Why am I posting this now, months later? One reason is that Mike just asked me
to. But another reason is that I’d like to expand a little on the economics of
this idea.
Suppose you were to pitch this concept – municipal laws that
require ridesharing companies to be driver cooperatives – to Travis Kalanick, Uber’s
charming CEO. I’m guessing he’d be opposed to it. But it's hard to see on what grounds he could object. Uber has
always claimed that it doesn’t actually employ
its drivers. Rather, the drivers are simply plucky entrepreneurs, and Uber merely
sells a service that connects those entrepreneurs to customers via a
sophisticated proprietary software system. Uber promises investors that it
will soon be making mega-profits, but it also claims those profits merely represent a
return on its technology and risk-bearing. Certainly
the money doesn’t come from exploiting Uber’s workers. What workers? No, no – you see, the drivers are merely Uber’s
business partners, and you can't exploit your business partner.
Well, in that case Kalanick should have no objection to what
I’m proposing. Once these laws are passed, Uber can continue to sell its innovative
software services at whatever price the market will bear, a price it will obviously
set so as to ensure it is fully compensated for the technology and risk-bearing
it’s already supplied. (Or, at least, it will hope the market will bear that price.) Except that now, Uber will
be transacting with genuine business
partners – worker cooperatives who are free to purchase software and service
from the company (or one of its many competitors) in a free-market business
transaction. Now it will be the workers who democratically set their own fares, determine
their own work rules, and, of course, pocket any profits. And since Uber claims
it already sets fares with the best interest of drivers in mind, it should have
no reason to worry about losing its fare-setting control to them.

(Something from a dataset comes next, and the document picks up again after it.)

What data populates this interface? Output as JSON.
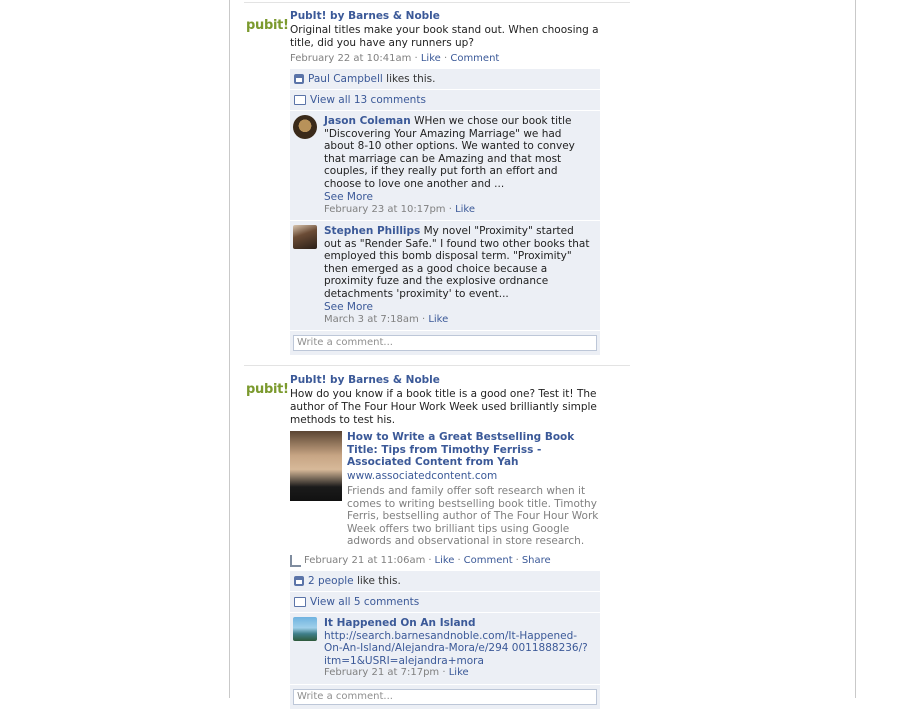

Marx famously wrote that under capitalism, “the owner of
money must meet in the market with the free laborer, free in the double sense,
that as a free man he can dispose of his labor-power as his own commodity, and
that on the other hand he has no other commodity for sale, is short of
everything necessary for the realization of his labor-power.” Perhaps soon,
Uber, the owner of money, will have a taste of what it’s like to engage in that
sort of “free” transaction: in this case, meeting in the market with a
transactor who owns all the labor-power
necessary for that money’s realization.
Or, to quote the Old Man again, this time addressing an 1864
meeting of workers on the subject of labor cooperatives:
The value of these great social experiments cannot be overrated. By deed instead of by argument, they have shown that production on a large scale, and in accord with the behests of modern science, may be carried on without the existence of a class of masters employing a class of hands; that to bear fruit, the means of labor need not be monopolized as a means of dominion over, and of extortion against, the laboring man himself; and that, like slave labor, like serf labor, hired labor is but a transitory and inferior form, destined to disappear before associated labor plying its toil with a willing hand, a ready mind, and a joyous heart.
P.S.: In case anyone was wondering, there are many precedents for laws excluding certain kinds of owners from particular industries. Many states forbid corporations from engaging in certain kinds of farming; many exclude for-profit companies from certain kinds of gambling and credit counseling businesses; and federal restrictions on foreign ownership exist in a wide range of industries.